Design the search autocomplete system for Apple Maps. As a user types a location query, return ranked suggestions (POIs, addresses, cities) within 80ms P99. Results must be biased toward the user's current region and personalised based on prior searches.

Requirements Clarification

Functional:

  • Return top 5โ€“8 location suggestions on every keystroke
  • Rank by: proximity to current location, query frequency, personalisation score
  • Support 195 countries and 40+ languages
  • New businesses appear in autocomplete within 24 hours of being added to the POI database

Non-Functional:

  • 5B queries/day (~58k QPS average, peaks to 300k QPS)
  • P99 < 80ms globally (including network RTT from edge)

Index Structure

The autocomplete index is a prefix trie over location names with two additions:

Popularity score per node: normalised query frequency from the past 90 days, used for initial ranking within a prefix match.

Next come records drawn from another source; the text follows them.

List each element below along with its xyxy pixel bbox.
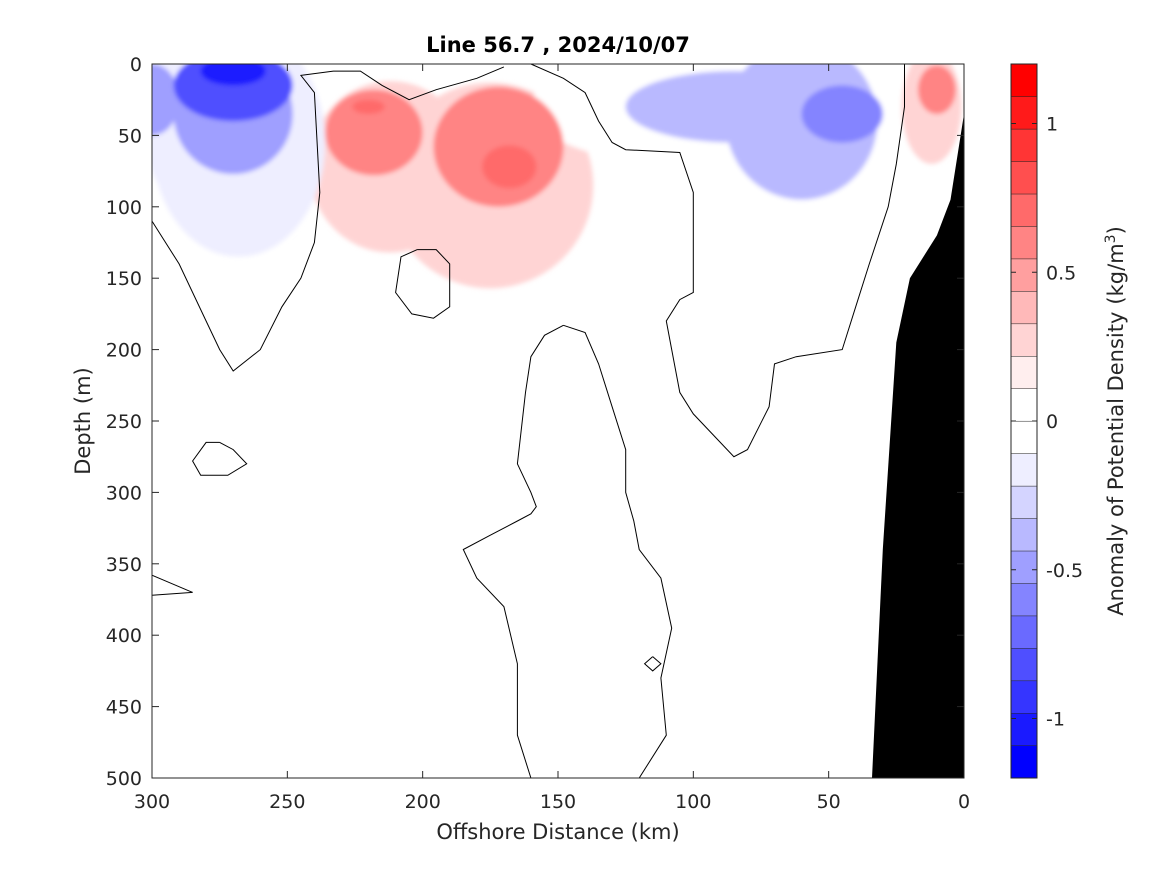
x-tick-label: 0 xyxy=(958,791,970,813)
colorbar-cell xyxy=(1010,420,1038,454)
colorbar-tick-label: 0.5 xyxy=(1046,262,1076,284)
colorbar-label: Anomaly of Potential Density (kg/m3) xyxy=(1103,226,1128,616)
colorbar-cell xyxy=(1010,583,1038,617)
x-tick-label: 250 xyxy=(269,791,305,813)
colorbar-cell xyxy=(1010,485,1038,519)
colorbar: -1 -0.5 0 0.5 1 Anomaly of Potential Den… xyxy=(1010,63,1128,779)
colorbar-cell xyxy=(1010,647,1038,682)
zero-contour-line xyxy=(192,441,248,476)
anomaly-blob xyxy=(152,64,180,136)
y-tick-label: 200 xyxy=(106,340,142,362)
y-tick-label: 350 xyxy=(106,554,142,576)
colorbar-cells xyxy=(1010,63,1038,779)
x-tick-label: 50 xyxy=(817,791,841,813)
zero-contour-line xyxy=(152,66,505,372)
colorbar-cell xyxy=(1010,290,1038,325)
x-tick-label: 200 xyxy=(405,791,441,813)
seafloor-land xyxy=(872,114,964,778)
x-tick-label: 300 xyxy=(134,791,170,813)
colorbar-tick-labels: -1 -0.5 0 0.5 1 xyxy=(1046,114,1083,731)
colorbar-cell xyxy=(1010,161,1038,195)
anomaly-blob xyxy=(918,65,956,114)
y-tick-label: 300 xyxy=(106,482,142,504)
zero-contour-line xyxy=(462,324,564,778)
colorbar-units: (kg/m xyxy=(1104,243,1128,304)
y-tick-label: 150 xyxy=(106,268,142,290)
y-tick-label: 400 xyxy=(106,625,142,647)
colorbar-tick-label: -1 xyxy=(1046,709,1065,731)
anomaly-blob xyxy=(433,86,564,207)
colorbar-tick-marks xyxy=(1011,123,1037,719)
y-axis-ticks: 0 50 100 150 200 250 300 350 400 450 500 xyxy=(106,54,142,790)
anomaly-blob xyxy=(200,64,266,86)
anomaly-blob xyxy=(801,85,883,143)
colorbar-cell xyxy=(1010,96,1038,130)
colorbar-tick-label: 1 xyxy=(1046,114,1058,136)
chart-title: Line 56.7 , 2024/10/07 xyxy=(426,33,690,57)
land-mask xyxy=(872,114,964,778)
anomaly-blob xyxy=(352,99,385,114)
colorbar-tick-label: 0 xyxy=(1046,411,1058,433)
x-axis-label: Offshore Distance (km) xyxy=(436,820,679,844)
y-tick-label: 450 xyxy=(106,697,142,719)
y-tick-label: 50 xyxy=(118,125,142,147)
colorbar-cell xyxy=(1010,258,1038,292)
colorbar-cell xyxy=(1010,518,1038,552)
colorbar-cell xyxy=(1010,615,1038,649)
zero-contour-line xyxy=(530,64,905,458)
colorbar-cell xyxy=(1010,355,1038,389)
colorbar-tick-label: -0.5 xyxy=(1046,560,1083,582)
plot-area xyxy=(151,63,965,779)
y-tick-label: 500 xyxy=(106,768,142,790)
y-axis-label: Depth (m) xyxy=(71,367,95,474)
colorbar-label-text: Anomaly of Potential Density xyxy=(1104,312,1128,616)
y-tick-label: 100 xyxy=(106,197,142,219)
colorbar-units-close: ) xyxy=(1104,226,1128,234)
y-tick-label: 250 xyxy=(106,411,142,433)
colorbar-cell xyxy=(1010,63,1038,97)
colorbar-cell xyxy=(1010,712,1038,746)
anomaly-field xyxy=(152,64,962,289)
colorbar-cell xyxy=(1010,226,1038,260)
zero-contour-line xyxy=(152,574,193,596)
x-tick-label: 100 xyxy=(675,791,711,813)
colorbar-frame xyxy=(1010,63,1038,779)
zero-contour-line xyxy=(395,249,451,319)
colorbar-cell xyxy=(1010,323,1038,357)
colorbar-units-power: 3 xyxy=(1103,234,1119,243)
zero-contours xyxy=(152,64,905,778)
zero-contour-line xyxy=(643,656,662,672)
anomaly-blob xyxy=(625,71,843,143)
x-tick-label: 150 xyxy=(540,791,576,813)
colorbar-cell xyxy=(1010,388,1038,422)
anomaly-blob xyxy=(325,89,423,176)
colorbar-cell xyxy=(1010,453,1038,487)
x-axis-ticks: 300 250 200 150 100 50 0 xyxy=(134,791,970,813)
anomaly-blob xyxy=(482,145,537,189)
x-tick-marks xyxy=(151,64,965,778)
anomaly-blob xyxy=(173,64,293,122)
zero-contour-line xyxy=(563,324,673,778)
y-tick-label: 0 xyxy=(130,54,142,76)
y-tick-marks xyxy=(152,63,964,779)
colorbar-cell xyxy=(1010,193,1038,227)
colorbar-cell xyxy=(1010,680,1038,714)
colorbar-cell xyxy=(1010,128,1038,162)
colorbar-cell xyxy=(1010,550,1038,584)
colorbar-cell xyxy=(1010,745,1038,779)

Geographic bounding box per POI: used to boost results near the user's current GPS coordinates at re-ranking time.

The trie is pre-built offline (hourly Spark job), serialised to a compact binary format, and distributed to edge POPs globally. Edge nodes serve the trie in memory: lookup is O(k) where k is the query prefix length.

Two-Stage Serving

Stage 1: Edge node queries the local trie replica for the typed prefix. Returns top 20 raw candidates based on popularity score alone.

Stage 2: Re-ranking pass applies proximity boost (haversine distance from device GPS), personalisation score, and freshness penalty (demote POIs with recent closures). Returns top 8 to the client.

This two-stage design keeps the trie simple and fast while allowing contextual re-ranking without a round-trip to a central server.

Personalisation Without Raw Query Logging

User query history is stored locally on-device. At query time, the device sends an anonymous feature vector (not raw history) to the re-ranking layer. The vector encodes recency-weighted category preferences (coffee shops, gyms, airports) without identifying specific past searches.